GERWIG: That I’m okay and that I’m okay alone. It’s just a weird thing because it sounds so cheesy to say look, the lesson that you learned as a character in a movie is actually something you feel in yourself, but you do internalize it. It’s almost like when she has her moment of transformation and she becomes okay with herself and settles, it seeps into your own self. I sensed that while making it. I’m hopefully feeling more okay every year with myself, but I think playing that was an important push in that direction, like fake it until you make it.
What was Woody Allen like to work with on To Rome with Love? Was it intimidating?
GERWIG: I’ve been in love with Woody Allen since I was 13. It was some weird combination of Woody Allen, Steve Martin and Bill Murray. It’s like my dream man. I was so honored to be there and I couldn’t believe I got cast. I feel like I didn’t get to experience the experience because I was so in awe of everything. I was just like “Get through the day. Don’t get fired. Just get through the day.” If I could go back, I would say “Just enjoy it. Drink up the Woody Allen moment.” It’s so hard because you’re scared. For me, it was like my equivalent of if I were an athlete and I got to be in the Olympics. I’m sure that just goes by you and you don’t get to really feel that you’re there. I loved doing it and I loved the other actors in it. Most of my scenes were with Alec Baldwin and Ellen Page and Jesse Eisenberg. I adore each and every one of them. I loved them so much. We all supported each other and made it less intimidating.

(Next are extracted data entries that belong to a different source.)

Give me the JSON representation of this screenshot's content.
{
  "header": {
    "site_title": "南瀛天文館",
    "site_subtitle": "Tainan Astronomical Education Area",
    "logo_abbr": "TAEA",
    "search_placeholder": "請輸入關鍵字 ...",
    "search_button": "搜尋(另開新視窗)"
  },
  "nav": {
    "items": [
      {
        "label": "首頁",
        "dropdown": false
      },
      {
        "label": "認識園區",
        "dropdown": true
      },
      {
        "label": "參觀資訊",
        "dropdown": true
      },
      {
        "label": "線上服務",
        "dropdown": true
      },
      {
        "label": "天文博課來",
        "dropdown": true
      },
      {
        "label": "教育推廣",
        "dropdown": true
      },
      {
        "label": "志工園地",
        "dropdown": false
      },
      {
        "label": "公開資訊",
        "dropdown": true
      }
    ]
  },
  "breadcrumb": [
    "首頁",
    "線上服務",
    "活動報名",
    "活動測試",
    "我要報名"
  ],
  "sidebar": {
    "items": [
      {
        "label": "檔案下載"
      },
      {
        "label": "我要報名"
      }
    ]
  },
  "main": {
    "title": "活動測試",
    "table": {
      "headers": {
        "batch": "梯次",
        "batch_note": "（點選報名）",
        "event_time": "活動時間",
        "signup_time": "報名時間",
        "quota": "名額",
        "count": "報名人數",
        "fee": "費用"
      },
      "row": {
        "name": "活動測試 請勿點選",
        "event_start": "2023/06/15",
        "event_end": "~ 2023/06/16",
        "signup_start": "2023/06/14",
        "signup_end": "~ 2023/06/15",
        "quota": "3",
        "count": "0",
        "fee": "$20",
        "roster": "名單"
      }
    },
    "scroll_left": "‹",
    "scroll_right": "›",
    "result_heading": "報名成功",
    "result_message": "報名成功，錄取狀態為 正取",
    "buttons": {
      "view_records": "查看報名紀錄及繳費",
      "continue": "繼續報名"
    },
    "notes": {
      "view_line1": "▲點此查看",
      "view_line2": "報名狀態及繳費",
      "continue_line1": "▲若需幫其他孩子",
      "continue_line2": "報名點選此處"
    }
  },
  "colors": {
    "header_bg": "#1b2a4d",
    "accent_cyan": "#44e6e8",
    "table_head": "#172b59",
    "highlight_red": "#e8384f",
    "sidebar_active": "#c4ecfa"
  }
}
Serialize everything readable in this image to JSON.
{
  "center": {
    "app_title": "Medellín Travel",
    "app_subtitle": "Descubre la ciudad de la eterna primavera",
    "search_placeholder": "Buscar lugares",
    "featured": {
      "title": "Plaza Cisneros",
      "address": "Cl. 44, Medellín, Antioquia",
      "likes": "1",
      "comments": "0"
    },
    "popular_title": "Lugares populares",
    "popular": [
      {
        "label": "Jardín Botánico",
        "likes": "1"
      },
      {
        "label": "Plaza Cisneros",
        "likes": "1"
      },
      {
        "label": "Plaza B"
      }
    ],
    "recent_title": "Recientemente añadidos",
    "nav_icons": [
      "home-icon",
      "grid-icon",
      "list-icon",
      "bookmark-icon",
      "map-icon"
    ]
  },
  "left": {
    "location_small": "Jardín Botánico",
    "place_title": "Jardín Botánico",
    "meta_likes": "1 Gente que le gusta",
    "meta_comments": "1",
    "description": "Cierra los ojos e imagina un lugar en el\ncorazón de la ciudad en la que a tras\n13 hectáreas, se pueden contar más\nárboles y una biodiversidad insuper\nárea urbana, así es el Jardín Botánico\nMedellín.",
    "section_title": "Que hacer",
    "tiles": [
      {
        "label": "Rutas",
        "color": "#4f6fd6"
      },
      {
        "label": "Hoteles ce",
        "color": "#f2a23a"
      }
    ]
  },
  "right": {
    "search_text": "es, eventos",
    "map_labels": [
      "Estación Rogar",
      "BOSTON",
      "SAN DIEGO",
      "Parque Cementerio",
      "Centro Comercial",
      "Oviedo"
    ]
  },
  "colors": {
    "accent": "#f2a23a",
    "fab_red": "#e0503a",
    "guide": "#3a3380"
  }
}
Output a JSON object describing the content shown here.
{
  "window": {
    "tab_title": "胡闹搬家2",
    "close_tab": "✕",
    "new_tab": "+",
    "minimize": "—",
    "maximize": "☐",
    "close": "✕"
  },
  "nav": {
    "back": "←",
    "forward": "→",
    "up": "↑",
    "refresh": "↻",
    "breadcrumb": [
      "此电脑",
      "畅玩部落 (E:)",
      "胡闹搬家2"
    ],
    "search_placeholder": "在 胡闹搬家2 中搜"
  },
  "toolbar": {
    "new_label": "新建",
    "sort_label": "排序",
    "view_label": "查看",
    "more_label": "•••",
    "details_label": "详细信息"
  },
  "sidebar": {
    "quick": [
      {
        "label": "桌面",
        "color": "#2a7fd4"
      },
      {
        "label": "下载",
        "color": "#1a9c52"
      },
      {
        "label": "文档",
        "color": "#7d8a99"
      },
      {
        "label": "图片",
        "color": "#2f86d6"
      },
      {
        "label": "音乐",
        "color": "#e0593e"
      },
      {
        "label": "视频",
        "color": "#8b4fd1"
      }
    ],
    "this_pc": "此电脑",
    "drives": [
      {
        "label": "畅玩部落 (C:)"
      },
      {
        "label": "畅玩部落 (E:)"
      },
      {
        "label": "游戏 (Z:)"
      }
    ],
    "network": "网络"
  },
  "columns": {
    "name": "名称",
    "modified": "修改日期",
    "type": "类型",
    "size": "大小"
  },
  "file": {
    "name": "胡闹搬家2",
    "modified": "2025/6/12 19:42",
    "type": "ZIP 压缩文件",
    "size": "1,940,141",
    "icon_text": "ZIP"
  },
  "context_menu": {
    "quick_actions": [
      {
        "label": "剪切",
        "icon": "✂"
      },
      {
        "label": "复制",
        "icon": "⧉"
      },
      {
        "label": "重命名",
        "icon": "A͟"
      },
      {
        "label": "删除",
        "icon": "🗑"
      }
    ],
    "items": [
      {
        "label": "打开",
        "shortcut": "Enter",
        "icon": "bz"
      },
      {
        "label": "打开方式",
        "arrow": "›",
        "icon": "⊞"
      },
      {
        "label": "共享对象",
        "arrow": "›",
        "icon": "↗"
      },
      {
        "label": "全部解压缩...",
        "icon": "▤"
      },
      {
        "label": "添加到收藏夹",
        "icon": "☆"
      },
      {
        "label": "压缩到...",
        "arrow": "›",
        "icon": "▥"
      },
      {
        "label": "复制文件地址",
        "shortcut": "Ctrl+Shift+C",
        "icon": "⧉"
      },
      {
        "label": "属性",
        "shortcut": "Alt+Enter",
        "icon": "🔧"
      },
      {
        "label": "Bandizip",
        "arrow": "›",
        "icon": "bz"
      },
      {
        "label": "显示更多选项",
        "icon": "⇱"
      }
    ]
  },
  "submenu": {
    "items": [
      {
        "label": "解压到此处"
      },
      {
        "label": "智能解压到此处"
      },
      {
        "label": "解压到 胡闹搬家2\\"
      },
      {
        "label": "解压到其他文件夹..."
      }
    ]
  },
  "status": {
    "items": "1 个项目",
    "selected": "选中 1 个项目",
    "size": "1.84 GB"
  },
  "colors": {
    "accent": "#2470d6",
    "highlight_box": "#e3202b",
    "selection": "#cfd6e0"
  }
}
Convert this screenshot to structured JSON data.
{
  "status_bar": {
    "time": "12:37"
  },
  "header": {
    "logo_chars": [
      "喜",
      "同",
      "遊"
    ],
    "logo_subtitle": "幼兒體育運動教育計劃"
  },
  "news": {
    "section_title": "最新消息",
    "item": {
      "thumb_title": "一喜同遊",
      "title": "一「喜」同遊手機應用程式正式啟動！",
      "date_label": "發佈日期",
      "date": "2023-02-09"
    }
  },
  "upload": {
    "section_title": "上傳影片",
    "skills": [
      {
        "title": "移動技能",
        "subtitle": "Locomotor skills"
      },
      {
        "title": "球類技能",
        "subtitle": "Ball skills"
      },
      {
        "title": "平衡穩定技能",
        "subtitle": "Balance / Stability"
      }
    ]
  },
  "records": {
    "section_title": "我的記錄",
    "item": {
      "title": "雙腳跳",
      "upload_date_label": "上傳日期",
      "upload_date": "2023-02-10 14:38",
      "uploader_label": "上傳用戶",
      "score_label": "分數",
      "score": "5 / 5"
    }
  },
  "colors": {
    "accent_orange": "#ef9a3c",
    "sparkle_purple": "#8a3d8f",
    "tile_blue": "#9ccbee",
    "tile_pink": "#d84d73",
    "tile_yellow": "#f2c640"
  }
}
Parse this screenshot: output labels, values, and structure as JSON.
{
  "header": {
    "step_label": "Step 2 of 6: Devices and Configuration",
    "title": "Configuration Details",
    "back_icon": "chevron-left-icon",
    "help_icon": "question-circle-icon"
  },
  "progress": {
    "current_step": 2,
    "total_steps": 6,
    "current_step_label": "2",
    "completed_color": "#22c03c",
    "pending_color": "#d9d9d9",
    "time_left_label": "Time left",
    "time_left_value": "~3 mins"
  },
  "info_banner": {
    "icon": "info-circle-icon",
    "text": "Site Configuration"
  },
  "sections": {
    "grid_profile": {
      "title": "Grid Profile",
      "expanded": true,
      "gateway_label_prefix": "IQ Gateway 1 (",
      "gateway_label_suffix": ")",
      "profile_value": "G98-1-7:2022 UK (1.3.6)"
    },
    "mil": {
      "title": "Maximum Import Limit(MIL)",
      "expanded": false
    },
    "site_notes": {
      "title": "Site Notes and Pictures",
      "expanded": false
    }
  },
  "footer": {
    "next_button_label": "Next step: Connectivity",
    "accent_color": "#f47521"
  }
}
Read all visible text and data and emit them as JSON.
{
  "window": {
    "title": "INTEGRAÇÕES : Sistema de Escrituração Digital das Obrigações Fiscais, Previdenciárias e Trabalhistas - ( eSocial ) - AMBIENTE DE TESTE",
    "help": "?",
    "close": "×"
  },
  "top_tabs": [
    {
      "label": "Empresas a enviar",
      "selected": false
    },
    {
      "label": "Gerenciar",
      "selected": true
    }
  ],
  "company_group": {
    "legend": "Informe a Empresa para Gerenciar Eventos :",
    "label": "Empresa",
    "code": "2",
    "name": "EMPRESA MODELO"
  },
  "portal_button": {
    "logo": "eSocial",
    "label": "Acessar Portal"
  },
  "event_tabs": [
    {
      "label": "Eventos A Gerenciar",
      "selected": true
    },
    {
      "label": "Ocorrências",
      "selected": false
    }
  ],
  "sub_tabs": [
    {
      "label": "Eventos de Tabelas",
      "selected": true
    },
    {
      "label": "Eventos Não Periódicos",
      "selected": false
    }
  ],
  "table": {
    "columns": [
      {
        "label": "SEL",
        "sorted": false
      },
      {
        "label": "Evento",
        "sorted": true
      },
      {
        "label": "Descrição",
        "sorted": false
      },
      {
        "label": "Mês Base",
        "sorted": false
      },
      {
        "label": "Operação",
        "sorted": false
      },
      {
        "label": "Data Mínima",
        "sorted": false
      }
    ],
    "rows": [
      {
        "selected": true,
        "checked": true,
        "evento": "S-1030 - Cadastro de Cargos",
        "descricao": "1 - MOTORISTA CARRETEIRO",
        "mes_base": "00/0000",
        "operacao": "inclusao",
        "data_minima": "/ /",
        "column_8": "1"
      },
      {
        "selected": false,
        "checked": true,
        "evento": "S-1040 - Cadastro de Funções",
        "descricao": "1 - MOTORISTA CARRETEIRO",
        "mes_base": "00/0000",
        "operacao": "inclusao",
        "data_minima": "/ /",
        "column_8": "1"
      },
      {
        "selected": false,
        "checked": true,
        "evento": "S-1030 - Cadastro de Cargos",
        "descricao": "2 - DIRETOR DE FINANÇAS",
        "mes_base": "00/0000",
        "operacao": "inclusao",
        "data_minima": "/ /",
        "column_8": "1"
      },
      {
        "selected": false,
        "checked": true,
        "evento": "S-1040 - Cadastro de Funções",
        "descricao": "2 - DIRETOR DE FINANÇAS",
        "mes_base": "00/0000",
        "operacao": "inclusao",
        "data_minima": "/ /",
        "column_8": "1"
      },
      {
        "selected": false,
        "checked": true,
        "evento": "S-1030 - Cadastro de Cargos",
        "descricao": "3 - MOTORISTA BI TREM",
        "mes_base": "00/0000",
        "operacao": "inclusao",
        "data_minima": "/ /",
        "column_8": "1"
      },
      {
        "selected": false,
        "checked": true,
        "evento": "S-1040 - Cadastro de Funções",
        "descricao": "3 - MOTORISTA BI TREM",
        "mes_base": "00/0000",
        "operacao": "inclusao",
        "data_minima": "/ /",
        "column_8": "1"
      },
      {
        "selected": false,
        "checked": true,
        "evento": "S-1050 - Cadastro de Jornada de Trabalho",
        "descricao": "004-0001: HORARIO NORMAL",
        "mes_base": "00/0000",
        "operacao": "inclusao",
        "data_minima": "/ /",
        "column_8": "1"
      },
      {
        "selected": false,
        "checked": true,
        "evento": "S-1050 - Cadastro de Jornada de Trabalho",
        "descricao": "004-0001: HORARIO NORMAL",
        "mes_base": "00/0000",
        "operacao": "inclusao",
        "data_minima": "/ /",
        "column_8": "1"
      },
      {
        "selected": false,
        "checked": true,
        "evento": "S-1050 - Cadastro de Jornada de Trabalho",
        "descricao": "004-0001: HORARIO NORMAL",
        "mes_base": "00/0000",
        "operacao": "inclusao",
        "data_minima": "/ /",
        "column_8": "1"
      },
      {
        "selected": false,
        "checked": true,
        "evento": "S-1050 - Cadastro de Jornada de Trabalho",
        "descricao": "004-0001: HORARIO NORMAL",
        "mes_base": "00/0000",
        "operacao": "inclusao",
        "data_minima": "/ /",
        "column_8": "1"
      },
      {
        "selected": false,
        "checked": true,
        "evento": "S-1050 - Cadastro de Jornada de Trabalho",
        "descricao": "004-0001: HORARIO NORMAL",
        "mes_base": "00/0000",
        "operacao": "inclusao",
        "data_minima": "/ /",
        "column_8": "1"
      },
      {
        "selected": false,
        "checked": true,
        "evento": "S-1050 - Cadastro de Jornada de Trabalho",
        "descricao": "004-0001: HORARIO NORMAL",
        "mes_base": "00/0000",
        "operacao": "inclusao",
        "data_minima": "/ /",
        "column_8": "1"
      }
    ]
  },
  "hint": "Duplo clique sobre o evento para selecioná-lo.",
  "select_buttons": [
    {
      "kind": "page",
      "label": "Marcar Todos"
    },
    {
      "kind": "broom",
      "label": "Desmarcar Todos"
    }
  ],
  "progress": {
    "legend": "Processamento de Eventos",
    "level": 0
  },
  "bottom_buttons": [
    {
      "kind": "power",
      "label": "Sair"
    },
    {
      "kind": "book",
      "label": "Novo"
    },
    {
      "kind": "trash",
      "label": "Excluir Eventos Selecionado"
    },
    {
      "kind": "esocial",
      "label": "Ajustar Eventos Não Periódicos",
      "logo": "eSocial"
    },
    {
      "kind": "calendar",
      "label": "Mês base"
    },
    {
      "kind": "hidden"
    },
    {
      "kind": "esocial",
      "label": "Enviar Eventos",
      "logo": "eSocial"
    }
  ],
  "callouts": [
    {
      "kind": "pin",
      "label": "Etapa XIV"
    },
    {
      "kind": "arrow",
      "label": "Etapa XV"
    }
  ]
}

Was it romantic to be in Italy?
GERWIG: Amazing. I love Rome. I love Italy. I love Italian people and Italian food. I ate so much pasta. I got so big. Between Lola Versus and then going to Italy to do From Rome with Love, I was getting quite round. It was fun. I remember the Italian costumers. I feel like I outgrew my costumes in the course of doing it because the food was so good and at every restaurant I would get this dish called cacao e pepe which is with pepper. I would get whatever I was getting, and then I’d always order a side of that, which is just a lot of pasta, but it was so fun. Italy is so incredible. I took a side trip to Florence and I got to go to the Uffizi [Museum]. I’d never been. I never saw the David. I cried in front of the David which really felt dramatic of me. It was exciting. There’s a lot of great art in New York which I love seeing, but there’s something about seeing it where it was intended to be seen. “Oh, he painted these in this church.” This was where it was supposed to be and here it is. That’s really cool.
You worked with Russell Brand on Arthur, what was he like off-screen?
GERWIG: I love Russell. Russell’s great. He’s a rock star. He’s a total rock star religious leader. That man could start a cult. He’s completely magnetic. You could just feel when he walked into a room, everyone lit up. When he looks at someone or talks to someone, it would just show in their eyes. He’s so charming. It was so fun to watch him with his fans when we were on set. There would be people lined up, and he’d go over and hug them and take pictures and be funny with them and flirt with the girls, but totally innocent. I think he makes people happy and that’s a really cool thing. Some people don’t like being famous, but I think he loves being famous.
Can you tell us what you have coming up next?
GERWIG: I have the Woody Allen film and then I don’t know. I’m writing a lot and I hope to direct something that I’ve written in the next year. That’s the next mountain to climb.
Lola Versus opens in theaters on June 8th.